Wednesday, September 23, 2009

Correlation vs. causality: tax pros and audit probability and LOVE

Tax Practitioner Credentials and the Incidence of IRS Audit Adjustments

2003, Accounting Horizons

John Hasseldine, Peggy A Hite

Abstract

A random selection of Internal Revenue Service office audits from October 1997 to July 1998, the type of audit that concerns most taxpayers, is analyzed. Taxpayers engage paid preparers in order to avoid this type of audit and to avoid any resulting tax adjustments. Whether there are more audit adjustments and penalty assessments on tax returns with paid-preparer assistance than on tax returns without paid-preparer assistance is examined. By comparing the frequency of adjustments on IRS office audits, it is concluded that there are significantly fewer tax adjustments on paid-preparer returns than on self-prepared returns. Moreover, CPA-prepared returns resulted in fewer audit adjustments than non CPA-prepared returns. The study included 2,253 audit cases; 71% of the audited taxpayers prepared their own tax return, 19% hired a CPA, and 10% hired a non-CPA. Most adjustments come from deduction errors, and CPA-assisted returns have significantly lower likelihood of having a deduction adjustment.


Given that most paid preparers are not CPAs, a naive interpretation of the data above could lead to an erroneous conclusion, to wit: hiring a CPA to prepare your tax return "causes" a higher likelihood of IRS audit than hiring a non-CPA to prepare it.

An alternative explanation could be that the subset of taxpayers whose finances are sufficiently complicated as to make them likely to attract the interest of the IRS are also more likely to hire a CPA than they are to hire a non-CPA.

Since the study also found that IRS audits in the sample turned up fewer errors on CPA-prepared returns than on non-CPA-prepared returns, choosing a CPA might well have been a very good decision on their part.

In a study such as this one, there are always many unobserved variables which could be a source of what econometricians refer to as LOVE ("Left Out Variable Error.")
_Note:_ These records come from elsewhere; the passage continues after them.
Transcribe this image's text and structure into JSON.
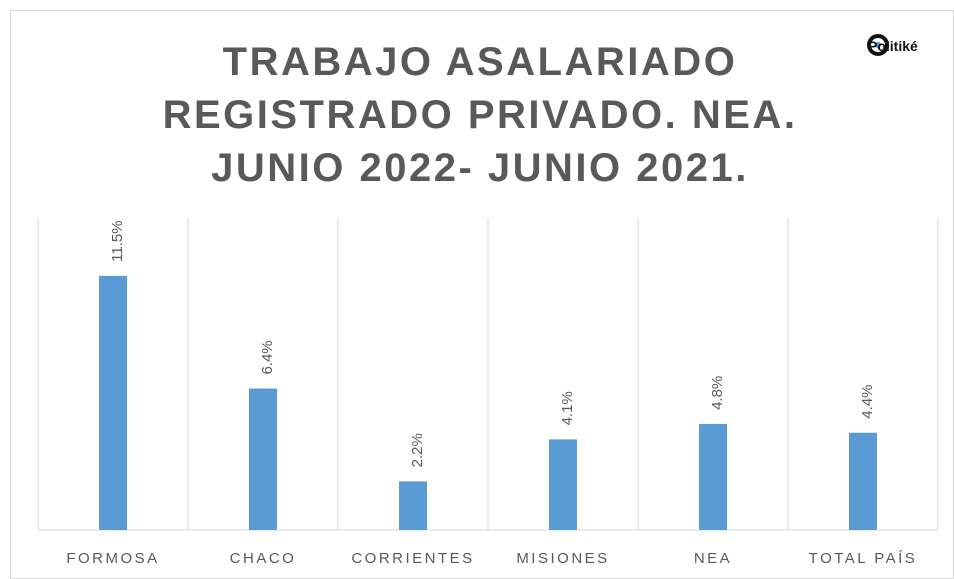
{
  "chart_data": {
    "type": "bar",
    "title": "TRABAJO ASALARIADO REGISTRADO PRIVADO. NEA. JUNIO 2022- JUNIO 2021.",
    "logo": "Politiké",
    "categories": [
      "FORMOSA",
      "CHACO",
      "CORRIENTES",
      "MISIONES",
      "NEA",
      "TOTAL PAÍS"
    ],
    "values": [
      11.5,
      6.4,
      2.2,
      4.1,
      4.8,
      4.4
    ],
    "value_labels": [
      "11.5%",
      "6.4%",
      "2.2%",
      "4.1%",
      "4.8%",
      "4.4%"
    ],
    "color": "#5b9bd5"
  }
}
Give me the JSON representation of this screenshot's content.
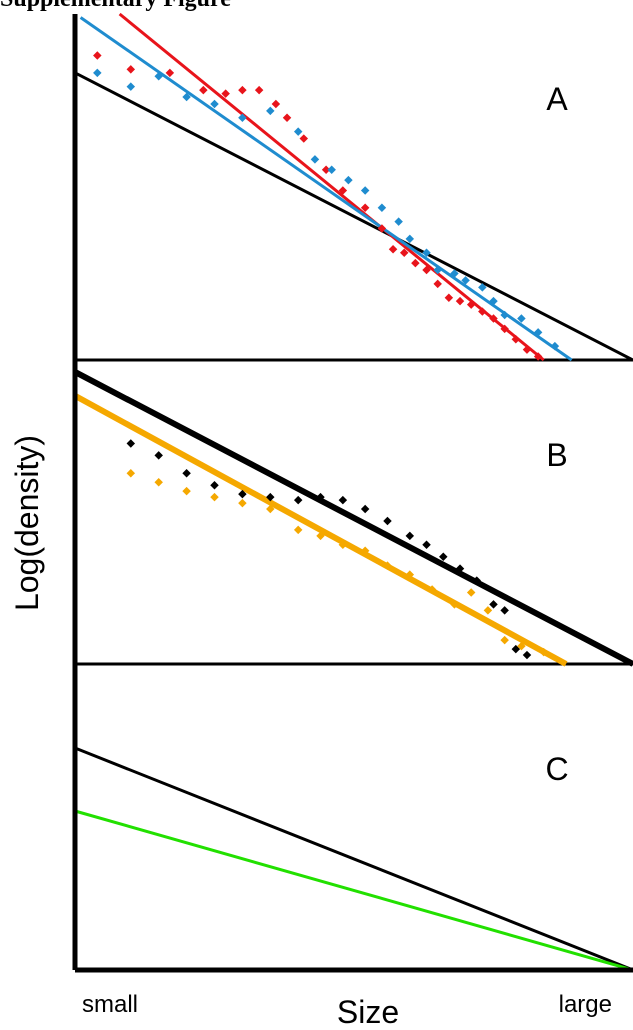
{
  "heading": "Supplementary Figure",
  "chart_data": {
    "type": "scatter",
    "ylabel": "Log(density)",
    "xlabel": "Size",
    "x_tick_labels": [
      "small",
      "large"
    ],
    "x_scale": "log",
    "y_scale": "log",
    "colors": {
      "axis": "#000000",
      "red": "#e8141b",
      "blue": "#1f8ccf",
      "black": "#000000",
      "orange": "#f5a800",
      "green": "#22e000"
    },
    "panels": [
      {
        "label": "A",
        "reference_line": {
          "color": "#000000",
          "x": [
            0,
            1
          ],
          "y": [
            0.83,
            0
          ]
        },
        "fit_lines": [
          {
            "color": "#e8141b",
            "x": [
              0.08,
              0.84
            ],
            "y": [
              1.0,
              0.0
            ]
          },
          {
            "color": "#1f8ccf",
            "x": [
              0.01,
              0.89
            ],
            "y": [
              0.99,
              0.0
            ]
          }
        ],
        "series": [
          {
            "color": "#e8141b",
            "x": [
              0.04,
              0.1,
              0.17,
              0.23,
              0.27,
              0.3,
              0.33,
              0.36,
              0.38,
              0.41,
              0.45,
              0.48,
              0.52,
              0.55,
              0.57,
              0.59,
              0.61,
              0.63,
              0.65,
              0.67,
              0.69,
              0.71,
              0.73,
              0.75,
              0.77,
              0.79,
              0.81,
              0.83
            ],
            "y": [
              0.88,
              0.84,
              0.83,
              0.78,
              0.77,
              0.78,
              0.78,
              0.74,
              0.7,
              0.64,
              0.55,
              0.49,
              0.44,
              0.38,
              0.32,
              0.31,
              0.28,
              0.26,
              0.22,
              0.18,
              0.17,
              0.16,
              0.14,
              0.12,
              0.09,
              0.06,
              0.03,
              0.01
            ]
          },
          {
            "color": "#1f8ccf",
            "x": [
              0.04,
              0.1,
              0.15,
              0.2,
              0.25,
              0.3,
              0.35,
              0.4,
              0.43,
              0.46,
              0.49,
              0.52,
              0.55,
              0.58,
              0.6,
              0.63,
              0.65,
              0.68,
              0.7,
              0.73,
              0.75,
              0.77,
              0.8,
              0.83,
              0.86
            ],
            "y": [
              0.83,
              0.79,
              0.82,
              0.76,
              0.74,
              0.7,
              0.72,
              0.66,
              0.58,
              0.55,
              0.52,
              0.49,
              0.44,
              0.4,
              0.35,
              0.31,
              0.26,
              0.25,
              0.23,
              0.21,
              0.17,
              0.13,
              0.12,
              0.08,
              0.04
            ]
          }
        ]
      },
      {
        "label": "B",
        "reference_line": {
          "color": "#000000",
          "x": [
            0,
            1
          ],
          "y": [
            0.98,
            0
          ]
        },
        "fit_lines": [
          {
            "color": "#f5a800",
            "x": [
              0,
              0.88
            ],
            "y": [
              0.9,
              0.0
            ]
          }
        ],
        "series": [
          {
            "color": "#000000",
            "x": [
              0.1,
              0.15,
              0.2,
              0.25,
              0.3,
              0.35,
              0.4,
              0.44,
              0.48,
              0.52,
              0.56,
              0.6,
              0.63,
              0.66,
              0.69,
              0.72,
              0.75,
              0.77,
              0.79,
              0.81
            ],
            "y": [
              0.74,
              0.7,
              0.64,
              0.6,
              0.57,
              0.56,
              0.55,
              0.56,
              0.55,
              0.52,
              0.48,
              0.43,
              0.4,
              0.36,
              0.32,
              0.28,
              0.2,
              0.18,
              0.05,
              0.03
            ]
          },
          {
            "color": "#f5a800",
            "x": [
              0.1,
              0.15,
              0.2,
              0.25,
              0.3,
              0.35,
              0.4,
              0.44,
              0.48,
              0.52,
              0.56,
              0.6,
              0.64,
              0.68,
              0.71,
              0.74,
              0.77,
              0.8,
              0.84
            ],
            "y": [
              0.64,
              0.61,
              0.58,
              0.56,
              0.54,
              0.52,
              0.45,
              0.43,
              0.4,
              0.38,
              0.33,
              0.3,
              0.25,
              0.2,
              0.24,
              0.18,
              0.08,
              0.06,
              0.04
            ]
          }
        ]
      },
      {
        "label": "C",
        "reference_line": {
          "color": "#000000",
          "x": [
            0,
            1
          ],
          "y": [
            0.74,
            0
          ]
        },
        "fit_lines": [
          {
            "color": "#22e000",
            "x": [
              0,
              1
            ],
            "y": [
              0.53,
              0
            ]
          }
        ],
        "series": []
      }
    ]
  }
}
The sample of taxpayers selected for office audit is clearly not a random representative cross-section of taxpayers. Taxpayers who prepare their own tax returns are a minority of taxpayers, but they constituted 71% of those audited in the study sample. It's an interesting question as to whether preparing your own tax return raises the probability of audit, after statistically controlling for the complexity and other attributes of the return.